A bem dizer, eles não querem nada com os ursos e para eles tanto faz como tanto fez haver ou não ursos coloridos saltadores na floresta. O que interessa a Igthorn é o suco, e nesse esforço ele e seus cupinchas tentarão por inúmeras vezes ludibriar os Gummis, seduzi-los, raptá-los, enganá-los, roubá-los, chantageá-los. De todas as maneiras possíveis. Igthorn sempre acaba frustrado e é um vilão cômico — a começar por sua figura desengonçada e seus trejeitos do Capitão Gancho de Frank Thomas, e seu rosto marcante mas estranhamente engraçado, que a mim me lembra muito o do grande Frank Zappa —, mas também é persistente e perigoso, o que me leva a destacar um dos grandes trunfos da série: a aventura!
Uma das razões para tudo funcionar bem é que realmente sente-se o perigo. Seja nas mãos de Igthorn ou em suas vidas cotidianas ou em perigos vários, sentimos quando os Gummis estão ameaçados, quando a situação está complicada, quando tudo parece perdido. Quando estão em perigo de morrer, ou de fracassar na defesa de suas metas, ou quando algum humano está em vias de descobrir o segredo de sua existência (sabem dele apenas Cavin, Calla e o próprio Igthorn — que tanto não quer saber tanto dos Gummis que nunca se preocupou em falar sobre eles para ninguém mais no reino!). Há sombras de problemas e obstáculos, o que torna tudo mais real e interessante; em séries como Darkwing Duck, por exemplo, perigos aparecem de maneira tão estilizada que não chegam a provocar comoção, parece tudo apenas caricatural e absurdo. Aqui (e em DuckTales) os entraves são para valer e tudo depende de acasos e competências, está tudo em risco e em jogo a todo momento.

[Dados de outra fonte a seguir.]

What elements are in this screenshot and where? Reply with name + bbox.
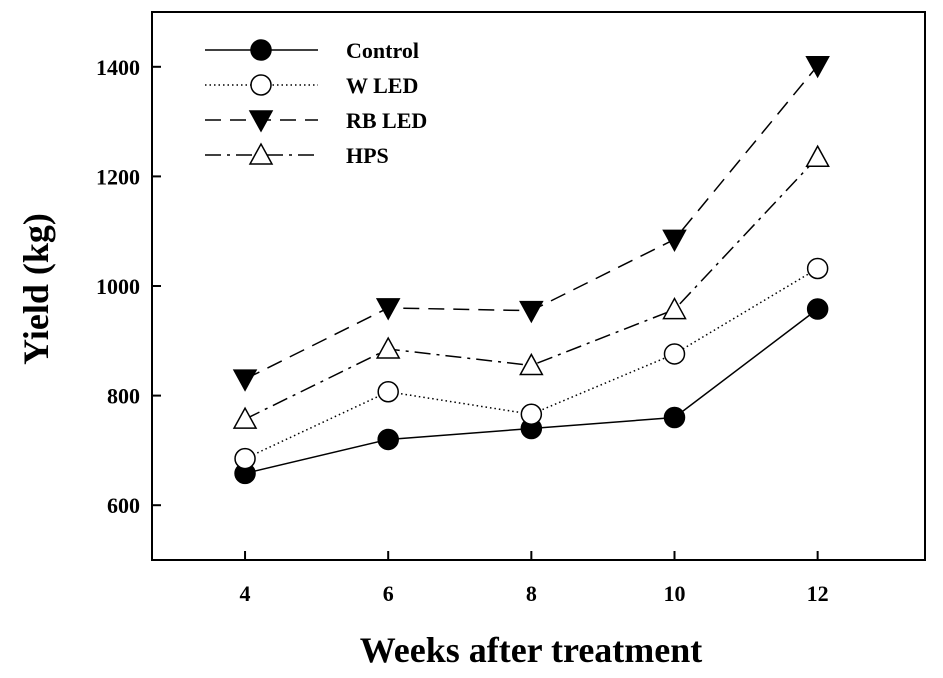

A série dos Gummis teria surgido por inspiração dos famosos doces gelatinosos em forma de urso, mas dá para captar outras referências de animação e desenvolvimento narrativo no decorrer dos episódios. Pela ambientação, trajes e cenários, há muita semelhança com A espada era a lei, por exemplo; pelos personagens, com o famigerado O caldeirão mágico, sendo Cavin muito parecido com Taran e Calla, com a também princesa Eilonwy (e mesmo Toadwart é o mesmo Creeper, assistente do Rei de Chifres, mil vezes melhorado). Mas a meu ver os resultados obtidos pela série são muito mais felizes que os dos filmes citados, ainda que eu goste consideravelmente bastante deles (e sobretudo porque sendo dois longas de animação Disney os momentos antológicos de animação são inúmeros). Adventures of the Gummi bears não se deixa limitar pelo formato televisivo e pelas especificidades do subgênero infantil, apresentando-se antes como um produto de extremo refinamento e bastante profundidade, na relação entre as personagens, na direção e encenação e utilização dos elementos cênicos e de fantasia do cenário e das convenções narrativas e lendas medievais (aqui há monstros, magia, monarquia nobre, cavalaria heroica, até eventuais dragões!). Além de ser, assim como os doces que a teriam inspirado, uma grande delícia — com a indubitável vantagem de que, ao contrário das gelatinas, não enjoa e nem dá cárie!